Breivik it should be recalled was motivated by a perverse belief that the dilution of European conservative Christian (in other words 'white') cultural values, due to the predominance of cultural Marxism and the liberalism, multiculturalism and the Islamisation of Europe it has led to, is underway. Scandinavian countries as a whole, with their strong traditions of social democracy and social cohesion, have experienced a sharp rise in anti immigrant sentiment and political support for Islamophobic far right parties over the past decade.

Norway's Progress Party, of which Breivik is a former member, won more than one-fifth of the national vote in parliamentary elections in 2009. In 2010 the Swedish Democrats became the first far right party to enter the Swedish Parliament when it captured nearly 6 percent of the vote despite the furore that erupted when local candidate Marie-Louise Enderleit posted a comment on Facebook that migrants should be shot in the head, put in a bag and sent back to their home countries. Denmark's Folkparty is the country's third largest party, securing 14 percent of the vote in parliamentary elections in 2007 and just over 12 percent in 2011. Meanwhile the True Finns became the third largest party represented in the Finnish Parliament after winning 19 percent of the vote in elections in 2011.

There is no doubt that the absorption of immigrants across Scandinavia has posed a problem in a part of the world that had long been able to protect its citizens from the vicissitudes of the global economy due to the size of their respective states' economic footprint. But with the recent phenomenon that has seen both mainstream left and right wing political currents moving to contest the centre ground across Europe - in the UK exemplified by the convergence of New Labour and Conservative policies around welfare reform, crime, and the economy - space has opened up on the far right and left, with the far right proving more successful in filling the resulting vacuum.

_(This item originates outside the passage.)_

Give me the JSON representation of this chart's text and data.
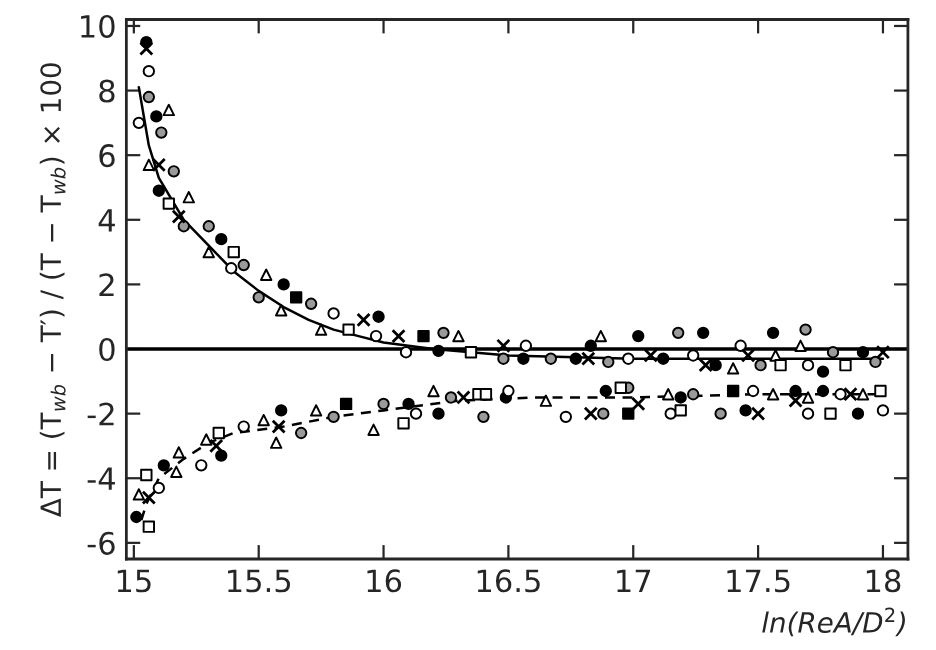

Multiculturalism is the only progressive adaptation to the transformation of western societies by the process of mass immigration that began after the Second World War. But as has been shown with the rise of the far right, the concept is prisoner to the consequences of the West's continued determination to maintain a balance of power globally which reinforces the view of the peoples of the developing world as belonging to lower civilisations and cultures than our own.

Whenever the mainstream political discourse begins from the standpoint that immigration, asylum seekers and Islam constitute a threat to society, the far right gains traction. Multiculturalism, the concept that all cultures should and can exist in equality and harmony, has come under attack by those who support the wars waged throughout the developing world to maintain a global status quo as barbaric as it is unjust.

As for Brievik, watching him bubbling with tears on his first day in court as he watched his own racist propaganda being shown as part of the evidence, it was hard not to imagine him sitting in a bedsit dressed only in his underpants playing with a Hitler doll. If this is the human material forged out of centuries of European civilization, the term itself is an oxymoron.